Когда наконец поезд пришел в N., Никодимцев, переодевшись в гостинице, тотчас же сделал визиты губернатору, архиерею, председателю губернской земской управы и некоторым другим губернским властям.

Из разговоров с этими лицами он убедился, что и здесь, как и в Петербурге, не столько интересовал голод, сколько личные счеты по поводу его.

Губернатор, из молодых генералов, человек, слывший за просвещенного администратора, тонкого человека, не догадавшийся еще, чего именно надо Никодимцеву: голода, недорода или недохватки, — отозвался о положении дел в его губернии в уклончиво-дипломатической форме.

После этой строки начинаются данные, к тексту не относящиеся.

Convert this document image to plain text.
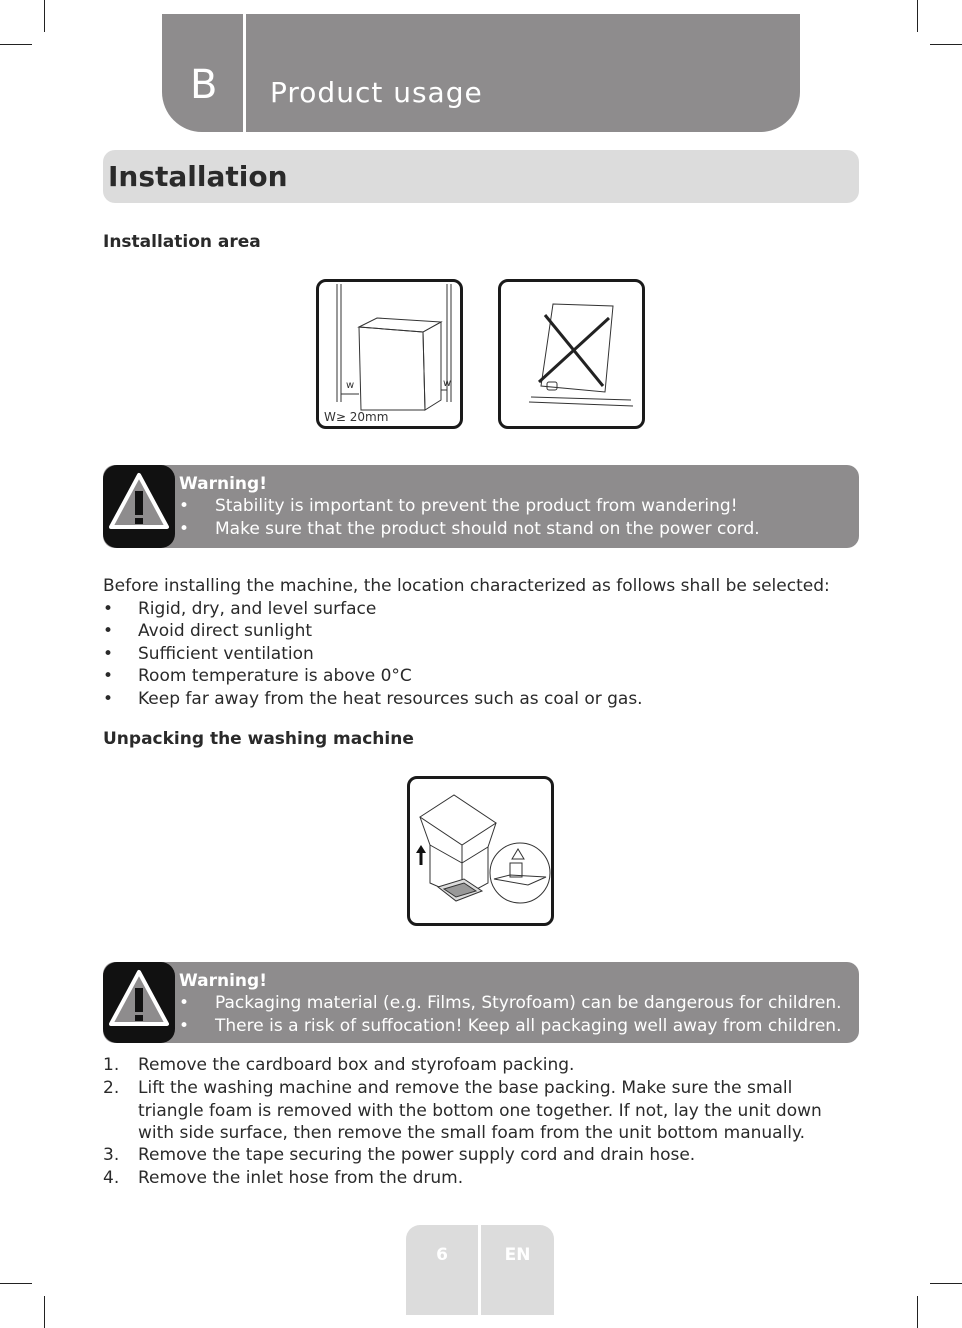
B Product usage
Installation
Installation area
w	w
W≥ 20mm
Warning!
• Stability is important to prevent the product from wandering!
• Make sure that the product should not stand on the power cord.
Before installing the machine, the location characterized as follows shall be selected:
• Rigid, dry, and level surface
• Avoid direct sunlight
• Sufficient ventilation
• Room temperature is above 0°C
• Keep far away from the heat resources such as coal or gas.
Unpacking the washing machine
Warning!
• Packaging material (e.g. Films, Styrofoam) can be dangerous for children.
• There is a risk of suffocation! Keep all packaging well away from children.
1. Remove the cardboard box and styrofoam packing.
2. Lift the washing machine and remove the base packing. Make sure the small triangle foam is removed with the bottom one together. If not, lay the unit down with side surface, then remove the small foam from the unit bottom manually.
3. Remove the tape securing the power supply cord and drain hose.
4. Remove the inlet hose from the drum.
6	EN
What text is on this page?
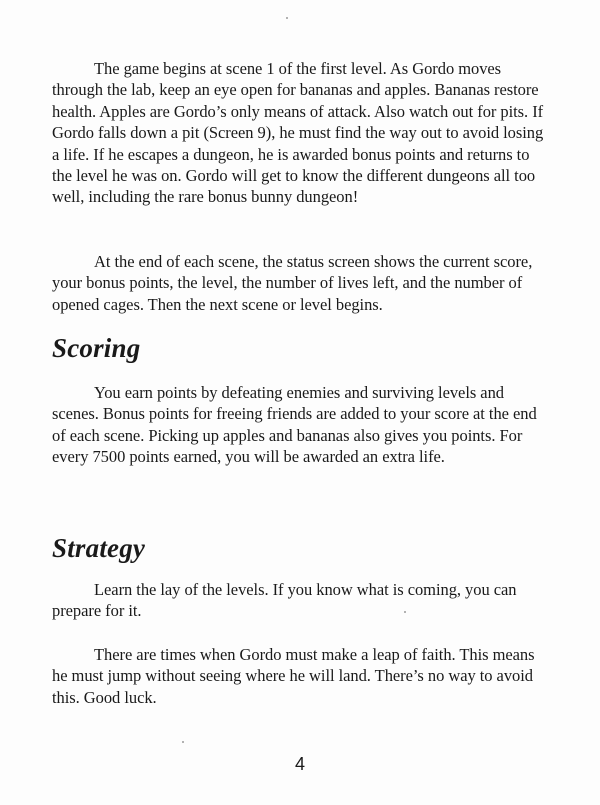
The game begins at scene 1 of the first level. As Gordo moves through the lab, keep an eye open for bananas and apples. Bananas restore health. Apples are Gordo’s only means of attack. Also watch out for pits. If Gordo falls down a pit (Screen 9), he must find the way out to avoid losing a life. If he escapes a dungeon, he is awarded bonus points and returns to the level he was on. Gordo will get to know the different dungeons all too well, including the rare bonus bunny dungeon!

At the end of each scene, the status screen shows the current score, your bonus points, the level, the number of lives left, and the number of opened cages. Then the next scene or level begins.

Scoring

You earn points by defeating enemies and surviving levels and scenes. Bonus points for freeing friends are added to your score at the end of each scene. Picking up apples and bananas also gives you points. For every 7500 points earned, you will be awarded an extra life.

Strategy

Learn the lay of the levels. If you know what is coming, you can prepare for it.

There are times when Gordo must make a leap of faith. This means he must jump without seeing where he will land. There’s no way to avoid this. Good luck.

4
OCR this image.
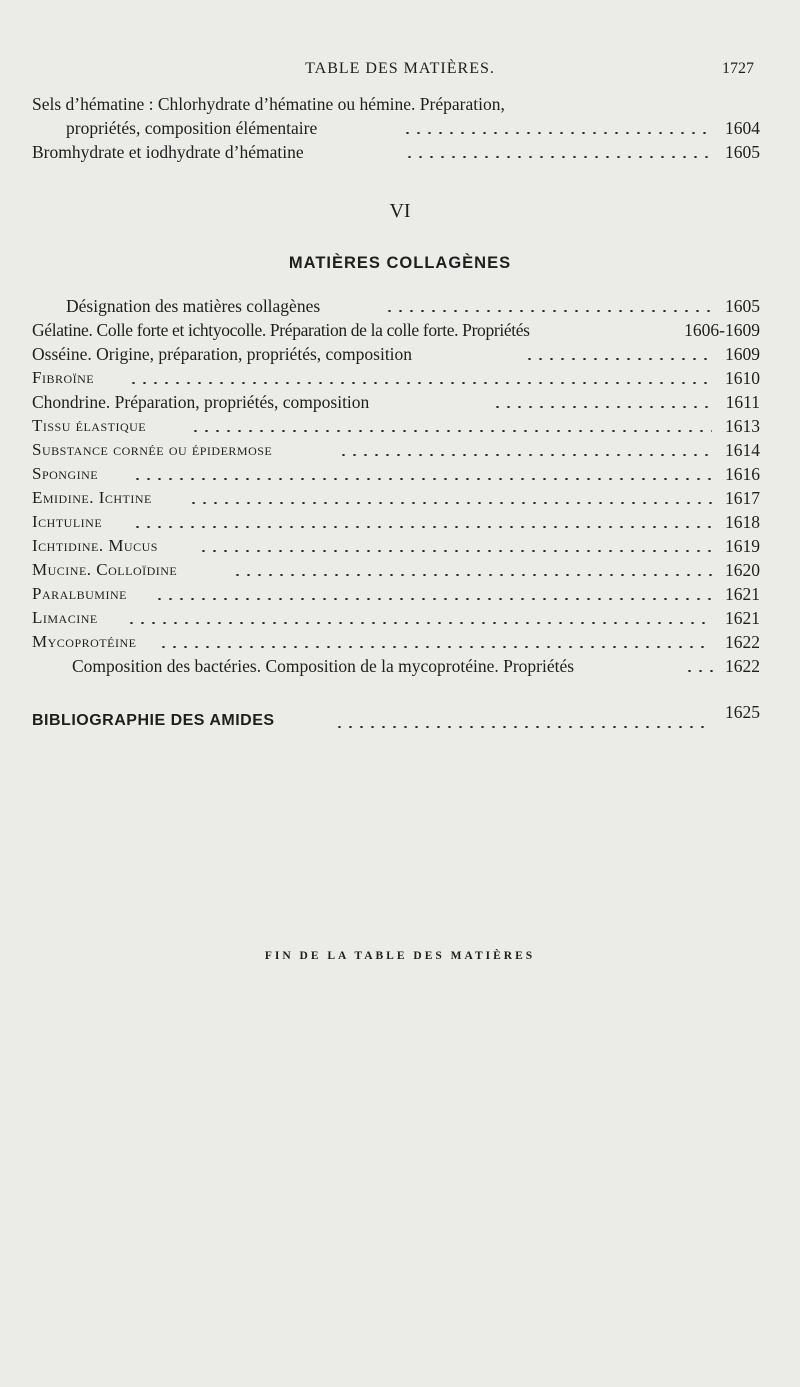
TABLE DES MATIÈRES.	1727
Sels d’hématine : Chlorhydrate d’hématine ou hémine. Préparation,
propriétés, composition élémentaire	1604
Bromhydrate et iodhydrate d’hématine	1605
VI
MATIÈRES COLLAGÈNES
Désignation des matières collagènes	1605
Gélatine. Colle forte et ichtyocolle. Préparation de la colle forte. Propriétés	1606-1609
Osséine. Origine, préparation, propriétés, composition	1609
Fibroïne	1610
Chondrine. Préparation, propriétés, composition	1611
Tissu élastique	1613
Substance cornée ou épidermose	1614
Spongine	1616
Emidine. Ichtine	1617
Ichtuline	1618
Ichtidine. Mucus	1619
Mucine. Colloïdine	1620
Paralbumine	1621
Limacine	1621
Mycoprotéine	1622
Composition des bactéries. Composition de la mycoprotéine. Propriétés	1622
BIBLIOGRAPHIE DES AMIDES	1625
FIN DE LA TABLE DES MATIÈRES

Нельзя сказать, чтобы все было благополучно, но не следует и преувеличивать. И вслед за тем начал жаловаться на тягость своего положения, на противодействие земства и на разнузданность печати, в лице корреспондентов столичной печати. И когда Никодимцев осведомился, правда ли, что его превосходительство не разрешает частным лицам открывать столовые, губернатор ответил, что не разрешает он этого ввиду высших соображений и прежних циркуляров.

Никодимцев вернулся вечером в гостиницу и сделал распоряжение о выезде на следующий же день в те уезды, где, по сообщению председателя управы, был голод.

И в тот же вечер губернатор писал одному своему петербургскому приятелю, директору канцелярии, что он удивляется, как из Петербурга прислали такого красного, который привез студентов и верит больше председателю управы, чем ему.

«Или у вас новые веяния?» — спрашивал он.